Schools across the University are working to align their internal regulations with recent changes to faculty governance at GW.
All of GW’s 10 schools have been negotiating changes to their bylaws to ensure they comply with the faculty code, the governing document that dictates how faculty, administrators and the Board of Trustees reach decisions. Faculty said the process ensures that changes in faculty hiring and the make-up of selection committees are formalized across the University.
Sylvia Marotta-Walters, the chair of the Faculty Senate’s executive committee, said that as of Friday all school bylaw reviews except for the School of Business had been turned in to be reviewed by the executive committee.
“There are glitches that happen when you change the language of a formal document,” Marotta-Walters said at a Board of Trustees meeting last month. “But we are working through those and working closely with the provost’s office to make sure the 10 school bylaws are consistent with the code and that the stipulations within the code are as clear as they can be.”
Marotta-Walters said the codes had been updated to clarify the criteria for tenure and promotion and that bylaw changes ensure those new policies are implemented at individual schools.
In 2015, officials began encouraging schools to update their bylaws to match the overarching governing document. She said by clarifying inconsistencies in language, the review process would make the faculty code a more cohesive document.
Marotta-Walters said the new code also redefined academic freedom to acknowledge new standards by which faculty conduct their research, teaching and service. Last April, the Faculty Senate passed a resolution calling for clearer guidelines to protect scholars’ rights to express ideas without retaliation after an increase in high-profile protests around the country to shut down controversial speakers.
In past revisions of the code, faculty had said they felt left in the dark after the Board of Trustees rushed to administer changes to the document without first consulting faculty. At the same time, some faculty said they were confused about how the code could be changed and for what purpose.
Provost Forrest Maltzman said tweaking the school bylaws cuts down on previous confusion about hiring and selection committees between faculty and administrators.
“I think there’s a real good-faith effort on everyone’s part to do this. Schools submit rules. We have wording changes. They go back and we try to get them cleaned up as much as we can,” Maltzman said. “I think everyone is on board.”
Maltzman added that the review also includes changes to involve trustees in deans’ selection committees, a proposal that concerned faculty when it was first introduced.
“One of the changes to the faculty code stated that there could be two trustees on every dean selection committee and that those trustees would be voting members of the committee,” Maltzman said. “No school had that in their rules so every school rule has been changed to state there will be two trustees on the dean’s selection committee and they will be voting members on the committee.”

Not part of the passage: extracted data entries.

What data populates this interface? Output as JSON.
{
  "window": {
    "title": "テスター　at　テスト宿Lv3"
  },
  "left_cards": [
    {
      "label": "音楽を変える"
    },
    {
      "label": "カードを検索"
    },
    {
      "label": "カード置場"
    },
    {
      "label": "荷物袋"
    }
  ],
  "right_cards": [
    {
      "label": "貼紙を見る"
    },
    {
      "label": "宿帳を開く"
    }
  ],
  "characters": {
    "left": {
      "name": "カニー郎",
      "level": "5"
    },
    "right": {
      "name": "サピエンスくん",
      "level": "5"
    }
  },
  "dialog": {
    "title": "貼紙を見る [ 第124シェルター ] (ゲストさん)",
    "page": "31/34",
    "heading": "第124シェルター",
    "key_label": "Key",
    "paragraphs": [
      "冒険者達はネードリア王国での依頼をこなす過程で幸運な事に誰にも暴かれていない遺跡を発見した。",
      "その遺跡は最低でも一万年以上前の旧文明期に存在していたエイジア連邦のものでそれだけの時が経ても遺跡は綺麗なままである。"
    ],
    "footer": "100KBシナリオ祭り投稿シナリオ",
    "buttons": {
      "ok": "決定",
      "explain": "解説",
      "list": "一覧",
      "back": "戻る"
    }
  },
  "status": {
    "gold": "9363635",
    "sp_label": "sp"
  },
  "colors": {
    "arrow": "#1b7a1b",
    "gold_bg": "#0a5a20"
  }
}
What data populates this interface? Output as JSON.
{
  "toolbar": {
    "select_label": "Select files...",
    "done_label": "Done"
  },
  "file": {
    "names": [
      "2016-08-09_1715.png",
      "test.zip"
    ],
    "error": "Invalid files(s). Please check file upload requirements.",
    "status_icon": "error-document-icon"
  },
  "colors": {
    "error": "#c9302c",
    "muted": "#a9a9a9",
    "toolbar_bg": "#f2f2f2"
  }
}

Steve Charnovitz, an associate professor of law and the parliamentarian of the Faculty Senate, said this was “the first time in anyone’s recent memory” where all schools had been involved in the process of updating bylaws.
“The Faculty Senate played a large role in the faculty code revisions and now the schools are in the implementation process on issues involving school governance,” he said in an email.
Once submitted, Charnovitz said that the bylaws are reviewed by an executive committee consisting of himself, a representative from the school, the school’s senator on the executive committee, Marotta-Walters, Maltzman and chair of the senate’s professional ethics and academic freedom committee.
Charnovitz said submitting the bylaws on a rolling basis since 2015 had been beneficial for schools because the relaxed timeline allowed them to submit their edits when it was convenient for them. He said the process of updating the bylaws should officially be completed by 2018, but did not specify the exact date.
“My personal view so far is that this rolling process has worked to help each school clarify and refine their draft rules,” he said. “The review process has worked very well. The provost has provided excellent leadership that takes into consideration the needs and customs of each school.”